Oliver’s critics say his segments ignore the legal basis for removals, noting that courts issue many of the orders and that ICE is carrying out congressionally funded work. But even some former agency leaders, including Saldaña, have warned that political pressure for bigger numbers can change what gets prioritized in the field.
How the enforcement pipeline functions today
Knowing the current enforcement pipeline helps explain why those numbers matter. In many places, officers identify targets through databases and prior court records. Arrests happen at jails, workplaces, and, more often now, public sites. Detainees are then held in ICE facilities while lawyers weigh options or while deportation is scheduled.
Here is the process as reported and described by agency statements:
- Identification and targeting
- Field offices set quotas and start with people who have criminal records or final deportation orders.
- Arrest operations
- Agents make arrests at jails, workplaces, and increasingly at community locations.
- Detention
- People are booked into ICE detention centers, where conditions remain a point of public and legal dispute.
- Removal proceedings
- Those with final orders move toward deportation; others may seek counsel, appeal, or pursue relief.
- Deportation
- Flights return people to their countries of origin, raising humanitarian and logistical questions.
Practical steps for mixed‑status households
For people in mixed‑status homes, small steps can reduce risk during this period:
- Keep personal documents in a safe place.
- Discuss a plan for school pickups and emergency contacts.
- If an arrest happens, ask for a lawyer and avoid signing papers that aren’t understood.

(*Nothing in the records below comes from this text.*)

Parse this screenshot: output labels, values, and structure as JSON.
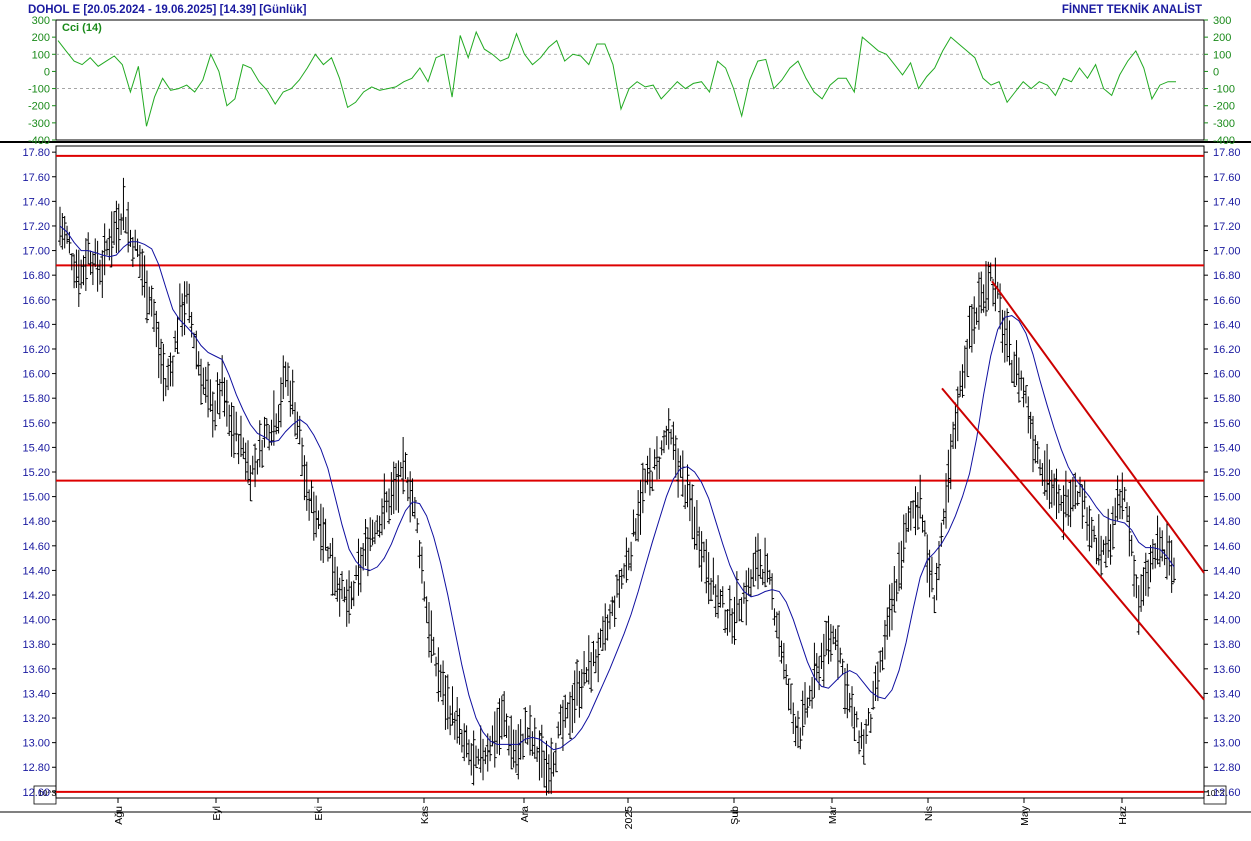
{
  "header": {
    "left_title": "DOHOL E  [20.05.2024 - 19.06.2025]  [14.39]  [Günlük]",
    "right_title": "FİNNET TEKNİK ANALİST"
  },
  "colors": {
    "price_bar": "#000000",
    "moving_average": "#1010a0",
    "cci_line": "#22aa22",
    "horizontal_levels": "#dd0000",
    "channel": "#cc0000",
    "axis_text": "#1a1aa0"
  },
  "chart_data": [
    {
      "type": "line",
      "panel": "indicator",
      "label": "Cci (14)",
      "ylim": [
        -400,
        300
      ],
      "yticks": [
        300,
        200,
        100,
        0,
        -100,
        -200,
        -300,
        -400
      ],
      "guide_levels": [
        100,
        -100
      ],
      "series": [
        {
          "name": "Cci (14)",
          "values": [
            180,
            120,
            60,
            40,
            80,
            30,
            60,
            90,
            40,
            -120,
            30,
            -320,
            -150,
            -40,
            -110,
            -100,
            -80,
            -120,
            -50,
            100,
            0,
            -200,
            -160,
            40,
            20,
            -60,
            -110,
            -190,
            -120,
            -100,
            -50,
            20,
            100,
            40,
            80,
            -40,
            -210,
            -180,
            -120,
            -90,
            -110,
            -100,
            -90,
            -60,
            -40,
            20,
            -60,
            80,
            100,
            -150,
            210,
            80,
            230,
            130,
            100,
            60,
            80,
            220,
            100,
            40,
            80,
            140,
            180,
            60,
            100,
            90,
            40,
            160,
            160,
            40,
            -220,
            -100,
            -60,
            -90,
            -80,
            -160,
            -110,
            -60,
            -100,
            -70,
            -60,
            -120,
            60,
            20,
            -100,
            -260,
            -50,
            60,
            70,
            -100,
            -50,
            20,
            60,
            -40,
            -120,
            -160,
            -80,
            -40,
            -40,
            -120,
            200,
            160,
            120,
            100,
            40,
            -20,
            50,
            -100,
            -30,
            20,
            120,
            200,
            160,
            120,
            80,
            -40,
            -80,
            -60,
            -180,
            -120,
            -60,
            -100,
            -60,
            -80,
            -140,
            -40,
            -60,
            20,
            -40,
            40,
            -100,
            -140,
            -20,
            60,
            120,
            20,
            -160,
            -80,
            -60,
            -60
          ]
        }
      ]
    },
    {
      "type": "bar",
      "subtype": "ohlc",
      "panel": "price",
      "ylim": [
        12.55,
        17.85
      ],
      "yticks": [
        17.8,
        17.6,
        17.4,
        17.2,
        17.0,
        16.8,
        16.6,
        16.4,
        16.2,
        16.0,
        15.8,
        15.6,
        15.4,
        15.2,
        15.0,
        14.8,
        14.6,
        14.4,
        14.2,
        14.0,
        13.8,
        13.6,
        13.4,
        13.2,
        13.0,
        12.8,
        12.6
      ],
      "x_categories": [
        "Ağu",
        "Eyl",
        "Eki",
        "Kas",
        "Ara",
        "2025",
        "Şub",
        "Mar",
        "Nis",
        "May",
        "Haz"
      ],
      "scale_note": "10^3",
      "horizontal_levels": [
        17.77,
        16.88,
        15.13,
        12.6
      ],
      "channel_upper": [
        [
          16.75,
          14.38
        ]
      ],
      "channel_lower": [
        [
          15.88,
          13.35
        ]
      ],
      "closes": [
        17.2,
        17.1,
        16.9,
        16.8,
        17.0,
        16.9,
        16.85,
        17.1,
        17.2,
        17.35,
        17.1,
        17.0,
        16.75,
        16.6,
        16.2,
        15.9,
        16.1,
        16.5,
        16.6,
        16.3,
        16.0,
        15.8,
        15.7,
        15.9,
        15.6,
        15.5,
        15.4,
        15.2,
        15.3,
        15.5,
        15.6,
        15.7,
        16.0,
        15.8,
        15.5,
        15.0,
        14.9,
        14.8,
        14.6,
        14.4,
        14.2,
        14.1,
        14.3,
        14.5,
        14.7,
        14.8,
        14.9,
        15.0,
        15.1,
        15.2,
        15.0,
        14.6,
        14.1,
        13.7,
        13.5,
        13.3,
        13.2,
        13.0,
        12.9,
        12.8,
        12.9,
        13.0,
        13.1,
        13.2,
        13.0,
        12.9,
        13.1,
        13.0,
        12.9,
        12.8,
        12.9,
        13.1,
        13.2,
        13.4,
        13.5,
        13.6,
        13.7,
        13.8,
        14.0,
        14.2,
        14.4,
        14.6,
        14.9,
        15.1,
        15.2,
        15.3,
        15.5,
        15.4,
        15.2,
        15.0,
        14.8,
        14.6,
        14.4,
        14.2,
        14.1,
        14.0,
        14.1,
        14.2,
        14.3,
        14.5,
        14.4,
        14.2,
        13.9,
        13.5,
        13.2,
        13.1,
        13.3,
        13.5,
        13.7,
        13.8,
        13.9,
        13.6,
        13.3,
        13.1,
        13.0,
        13.2,
        13.5,
        13.8,
        14.1,
        14.4,
        14.7,
        14.9,
        15.0,
        14.5,
        14.2,
        14.6,
        15.1,
        15.6,
        16.0,
        16.3,
        16.5,
        16.7,
        16.8,
        16.6,
        16.3,
        16.1,
        16.0,
        15.8,
        15.5,
        15.3,
        15.2,
        15.0,
        14.9,
        15.0,
        15.1,
        15.0,
        14.8,
        14.6,
        14.5,
        14.7,
        14.9,
        15.0,
        14.6,
        14.1,
        14.3,
        14.5,
        14.6,
        14.5,
        14.4
      ]
    }
  ],
  "price_axis_overlay": "10^3"
}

- Reach out to community groups that can help find legal aid.
Official information and outlook
The official ICE page for Enforcement and Removal Operations provides agency updates and contact details, including field office locations. Readers can consult that page at https://www.ice.gov/ero for statements, notices, and statistics posted by the agency.
Looking ahead, the White House shows no sign of easing the push through 2025. ICE is expected to maintain or even raise arrest goals as it tries to meet the promise of mass removals.
Oliver’s message keeps the focus simple: policy driven by a number will tend to produce more arrests, not better justice. Whether one agrees with him or not, the next few months will test how far the government can push field offices, detention capacity, and courts before the pipeline strains.
This Article in a Nutshell
John Oliver criticized ICE’s surge in arrests after managers ordered 1,200–1,500 daily nationwide on May 14, 2025. Advocates warn quotas produce collateral detentions, fear in communities, and strained detention capacity. Officials say 130,000 arrests, 70% with criminal records, justify enforcement to execute final removal orders and court mandates.